The fire raced up the Oroglas wall and into the Oroglas roof, where it rapidly spread across the whole roof area, raining drops of burning plastic down through the building's atrium areas onto the 3,000 people trying to escape. (The fire should have been detected and an evacuation commenced before this point, if the management and fire detection systems had been up to scratch.) The shower of burning droplets also started fires down throughout the building, except for the basement levels, which had concrete floors. (There should have been concrete floors at high levels, too, but these were replaced with softwood during construction, without those who'd passed the original plan being told of the change. One man thought his memory was playing tricks when he saw the wood!) The Oroglas panels spread the fire in two ways, therefore: from one panel to the next and by raining fire on everything below. The untested theory behind the structure was that in a fire, Oroglas panels would fall out of their frames from the heat before they ignited, this definitely did not happen.


Relevance to Grenfell Tower: First and foremost, neither building at the time of its fire, reflected the design and specifications which had been examined in detail and approved by planners and regulators. Summerland was heavily modified on the hoof as it was built, Grenfell Tower was built to specification, but modified and its fire-resistance completely compromised, several decades after it was built. 

Differences are that at the time Summerland was built, there wasn't a widespread awareness of the flammability of Oroglas and Galbestos, although something was known to some of the people involved in both cases: the manufacturer of Oroglas acrylic sheeting had admitted that it could prove highly flammable in some conditions, and a waiver to building regulations had been sought for Galbestos because it was known not to pass two of the tests specified in building regulations. (Allegedly, in the regulation-compliant plan which the Manx Parliament actually saw, the Galbestos wall was a concrete wall, and if it weren't for the waiver, which the Parliament didn't know about, it would have stayed a concrete wall.)

At the time Grenfell Tower was being built, the Ronan Point disaster had already turned the spotlight on building standards for high-rise buildings, and by the time it was completed there was great public awareness of the danger posed by careless choices of plastic panel materials, which had led to the Summerland disaster. The Daily Mail righteously declared that no structure such as Summerland could have been built in England, and at the time Grenfell Tower was built, this was true.

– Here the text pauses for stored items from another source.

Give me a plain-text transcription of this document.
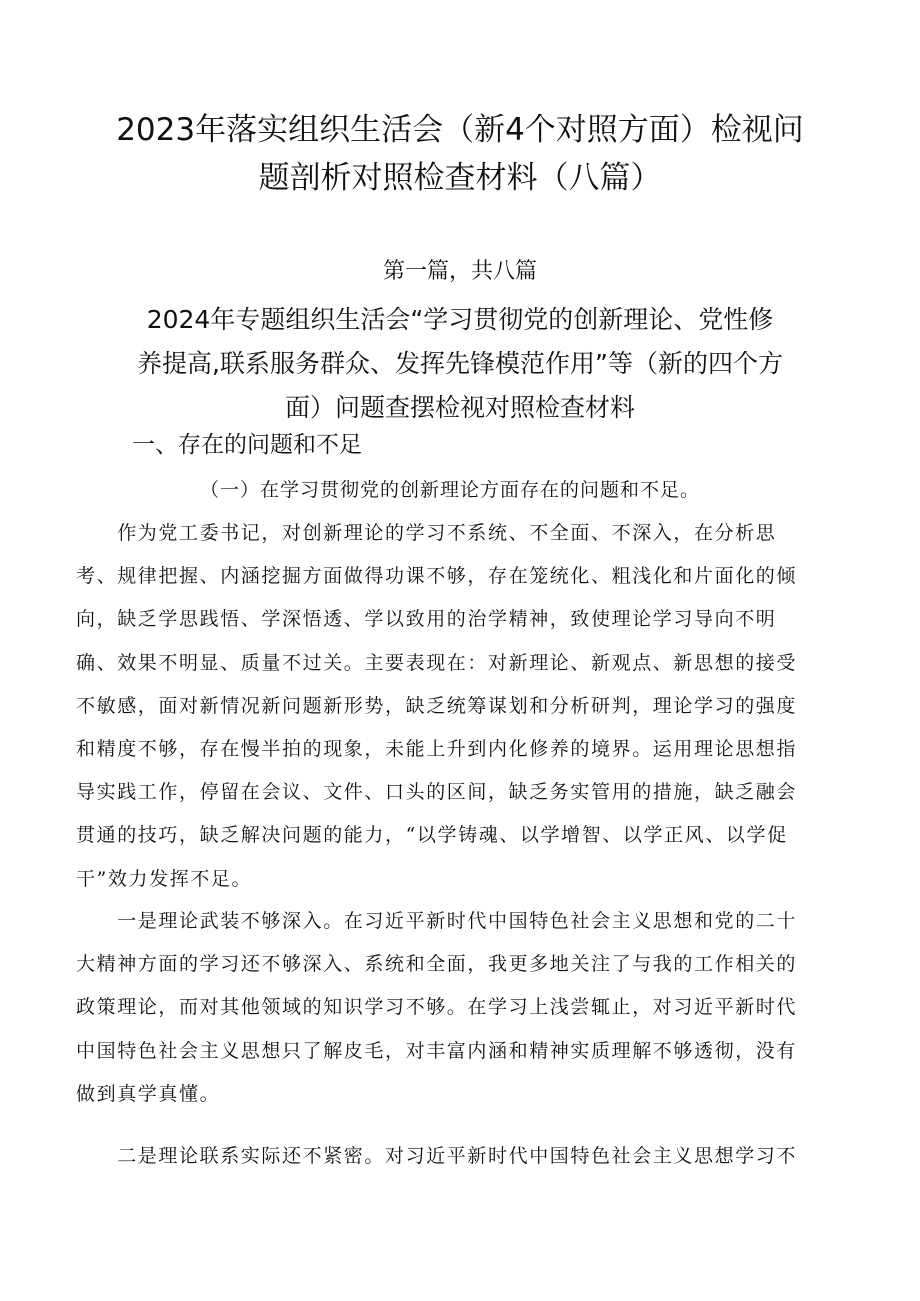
2023年落实组织生活会（新4个对照方面）检视问
题剖析对照检查材料（八篇）
第一篇，共八篇
2024年专题组织生活会“学习贯彻党的创新理论、党性修
养提高,联系服务群众、发挥先锋模范作用”等（新的四个方
面）问题查摆检视对照检查材料
一、存在的问题和不足
（一）在学习贯彻党的创新理论方面存在的问题和不足。
　　作为党工委书记，对创新理论的学习不系统、不全面、不深入，在分析思
考、规律把握、内涵挖掘方面做得功课不够，存在笼统化、粗浅化和片面化的倾
向，缺乏学思践悟、学深悟透、学以致用的治学精神，致使理论学习导向不明
确、效果不明显、质量不过关。主要表现在：对新理论、新观点、新思想的接受
不敏感，面对新情况新问题新形势，缺乏统筹谋划和分析研判，理论学习的强度
和精度不够，存在慢半拍的现象，未能上升到内化修养的境界。运用理论思想指
导实践工作，停留在会议、文件、口头的区间，缺乏务实管用的措施，缺乏融会
贯通的技巧，缺乏解决问题的能力，“以学铸魂、以学增智、以学正风、以学促
干”效力发挥不足。
　　一是理论武装不够深入。在习近平新时代中国特色社会主义思想和党的二十
大精神方面的学习还不够深入、系统和全面，我更多地关注了与我的工作相关的
政策理论，而对其他领域的知识学习不够。在学习上浅尝辄止，对习近平新时代
中国特色社会主义思想只了解皮毛，对丰富内涵和精神实质理解不够透彻，没有
做到真学真懂。
　　二是理论联系实际还不紧密。对习近平新时代中国特色社会主义思想学习不
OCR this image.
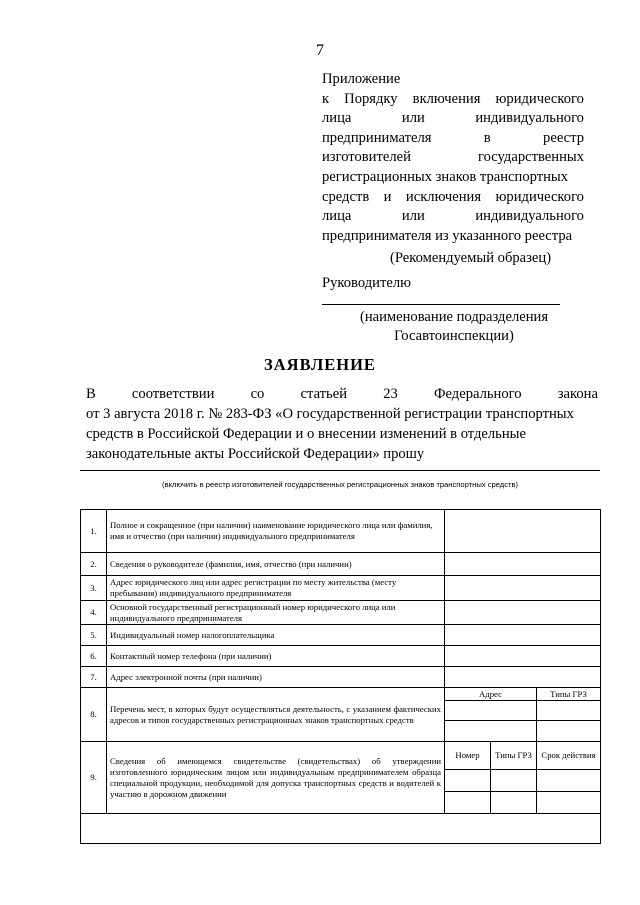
7
Приложение
к Порядку включения юридического
лица	или	индивидуального
предпринимателя	в	реестр
изготовителей	государственных
регистрационных знаков транспортных
средств и исключения юридического
лица	или	индивидуального
предпринимателя из указанного реестра
(Рекомендуемый образец)
Руководителю
(наименование подразделения
Госавтоинспекции)
ЗАЯВЛЕНИЕ
В соответствии со статьей 23 Федерального закона
от 3 августа 2018 г. № 283-ФЗ «О государственной регистрации транспортных
средств в Российской Федерации и о внесении изменений в отдельные
законодательные акты Российской Федерации» прошу
(включить в реестр изготовителей государственных регистрационных знаков транспортных средств)
1.	Полное и сокращенное (при наличии) наименование юридического лица или фамилия, имя и отчество (при наличии) индивидуального предпринимателя			
2.	Сведения о руководителе (фамилия, имя, отчество (при наличии)			
3.	Адрес юридического лиц или адрес регистрации по месту жительства (месту пребывания) индивидуального предпринимателя			
4.	Основной государственный регистрационный номер юридического лица или индивидуального предпринимателя			
5.	Индивидуальный номер налогоплательщика			
6.	Контактный номер телефона (при наличии)			
7.	Адрес электронной почты (при наличии)			
8.	Перечень мест, в которых будут осуществляться деятельность, с указанием фактических адресов и типов государственных регистрационных знаков транспортных средств	Адрес		Типы ГРЗ

9.	Сведения об имеющемся свидетельстве (свидетельствах) об утверждении изготовленного юридическим лицом или индивидуальным предпринимателем образца специальной продукции, необходимой для допуска транспортных средств и водителей к участию в дорожном движении	Номер	Типы ГРЗ	Срок действия
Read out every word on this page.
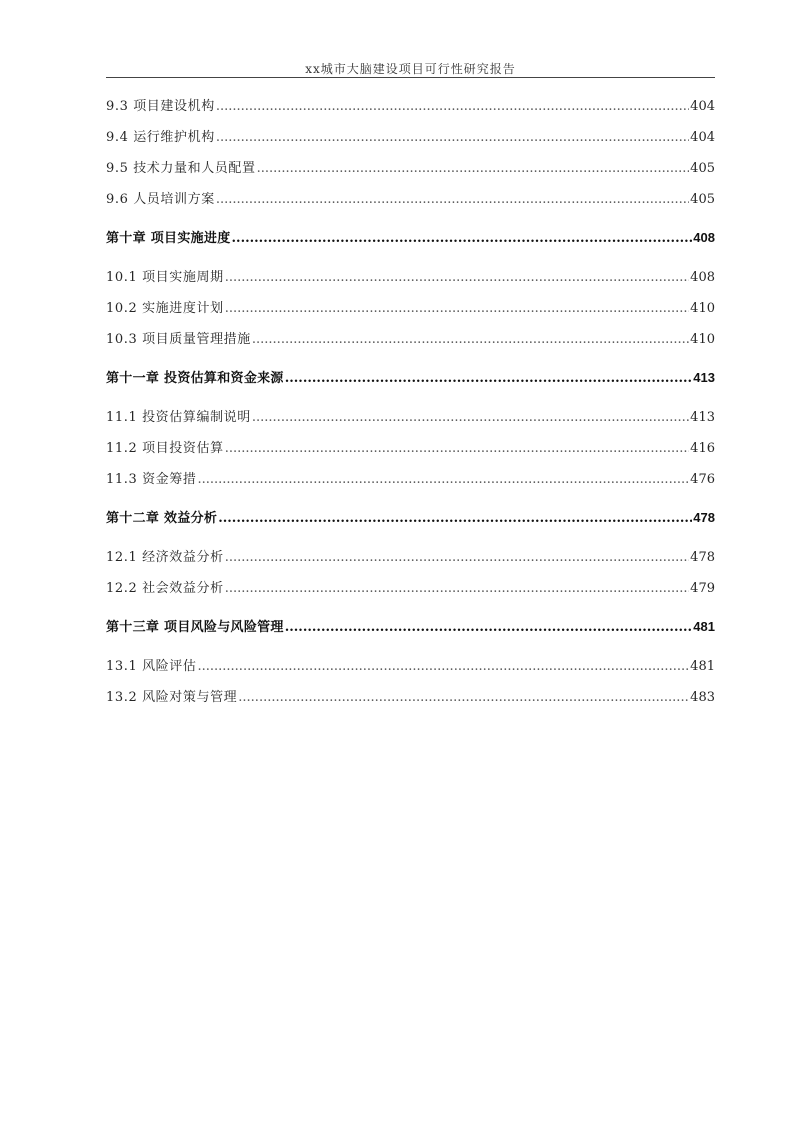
xx城市大脑建设项目可行性研究报告
9.3 项目建设机构 .....	404
9.4 运行维护机构 .....	404
9.5 技术力量和人员配置 .....	405
9.6 人员培训方案 .....	405
第十章 项目实施进度 .....	408
10.1 项目实施周期 .....	408
10.2 实施进度计划 .....	410
10.3 项目质量管理措施 .....	410
第十一章 投资估算和资金来源 .....	413
11.1 投资估算编制说明 .....	413
11.2 项目投资估算 .....	416
11.3 资金筹措 .....	476
第十二章 效益分析 .....	478
12.1 经济效益分析 .....	478
12.2 社会效益分析 .....	479
第十三章 项目风险与风险管理 .....	481
13.1 风险评估 .....	481
13.2 风险对策与管理 .....	483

However, by the time Grenfell Tower was modified, with the addition of external cladding, it clearly was possible for a duplicate of Summerland to be created in England, because this is precisely what Grenfell Tower then became, in terms of flammability.  In the intervening years, the lessons about design integrity matching building integrity, which had been genuinely and sincerely learned in the aftermath of Ronan Point and Summerland, had been completely forgotten.

There is also a striking parallel between Galbestos, a thin sheet of steel covered in plastic or bitumen (depending on which source you believe) and "ACM", a sheet of aluminium covered in plastic, as in the skins of the cladding panels fitted to Grenfell Tower and, it now appears, a great many other buildings. Since aluminium has both a greater thermal conductivity than steel and a much lower melting point, it is screamingly obvious that if a small fire could be transmitted through steel-based Galbestos, a small fire can get through aluminium-based ACM without any difficulty whatsoever.